The ability to generate and evaluate new ontologies is essential to the future, it always has been and it always will be. Global survival is also dependant on translation and interaction between co-existing ontologies.

7. Fashion and Function

In my youth it was fashionable to be pessemistic about the international political and ecological situation. Since the boom in silicon oil, it has become fashionable to become boundlesly optimistic (at least if your rich).
In fact we have no time for such futile games. There is much work to be done and possibly little time. It is not yet certain if the global electronic nervous-system increases international stability or instability.

Nevertheless, we should not panic for we have many advantages:

Modern science has abandoned the concept of universal objective truth and is concerned with translation processes within a nexus of pragmatic descriptions.

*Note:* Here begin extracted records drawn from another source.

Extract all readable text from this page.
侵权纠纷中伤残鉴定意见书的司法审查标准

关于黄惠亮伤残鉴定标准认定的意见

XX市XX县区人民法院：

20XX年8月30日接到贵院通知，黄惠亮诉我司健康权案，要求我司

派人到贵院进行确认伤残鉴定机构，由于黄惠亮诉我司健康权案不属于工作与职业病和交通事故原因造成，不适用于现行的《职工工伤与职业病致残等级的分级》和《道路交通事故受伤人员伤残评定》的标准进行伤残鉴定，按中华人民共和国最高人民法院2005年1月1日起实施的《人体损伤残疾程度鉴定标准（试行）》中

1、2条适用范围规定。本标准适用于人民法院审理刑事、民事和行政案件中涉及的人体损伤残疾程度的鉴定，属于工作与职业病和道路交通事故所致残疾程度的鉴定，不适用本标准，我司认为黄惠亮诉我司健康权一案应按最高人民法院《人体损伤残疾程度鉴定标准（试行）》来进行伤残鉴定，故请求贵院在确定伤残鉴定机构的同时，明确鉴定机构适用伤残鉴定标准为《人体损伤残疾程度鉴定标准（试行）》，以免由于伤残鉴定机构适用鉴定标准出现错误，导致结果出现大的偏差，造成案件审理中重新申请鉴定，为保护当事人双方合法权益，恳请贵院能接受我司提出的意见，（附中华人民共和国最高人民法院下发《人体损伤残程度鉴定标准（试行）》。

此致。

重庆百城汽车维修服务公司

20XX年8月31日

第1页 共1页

The concept of user interfacing suggests the possibility of inter-cultural communication without loss of cultural identity. We may be able to remember that commercial exploitation can be a succesful means of propagating esoteric concepts (in a democratic way in an eglatarian economy) and that esoteric conceptual cross-fertilization is an essential pre-condition for commercial activity in a dematerialized society. We have an artistic tradition of sythezising ontologies and we have a conceptual machine capable of simulating almost any ontology we may or may not desire.

We do have to learn to view our activities and the world around us in terms of patterns of linguistic processes, to think in terms of interacting rules instead of isolated objects, to objectively evaluate our ontologies and to realise that the basis for our post-industrial wealth is in fact a modern filosophers stone. True not everything touched by the computer changes immediatly to gold, but the computer does dematerialize material -and once dematerialized, the material becomes free to take on any form the artist, the filosopher, the politician, the businessman or the general wishes.
The new possibilities demand new resposibilities, the result will be a disaster if we develop one without the other. The future is entirely dependant on the credability and creativity of our artists and filosophers. The equipment is available, we must learn how to use it.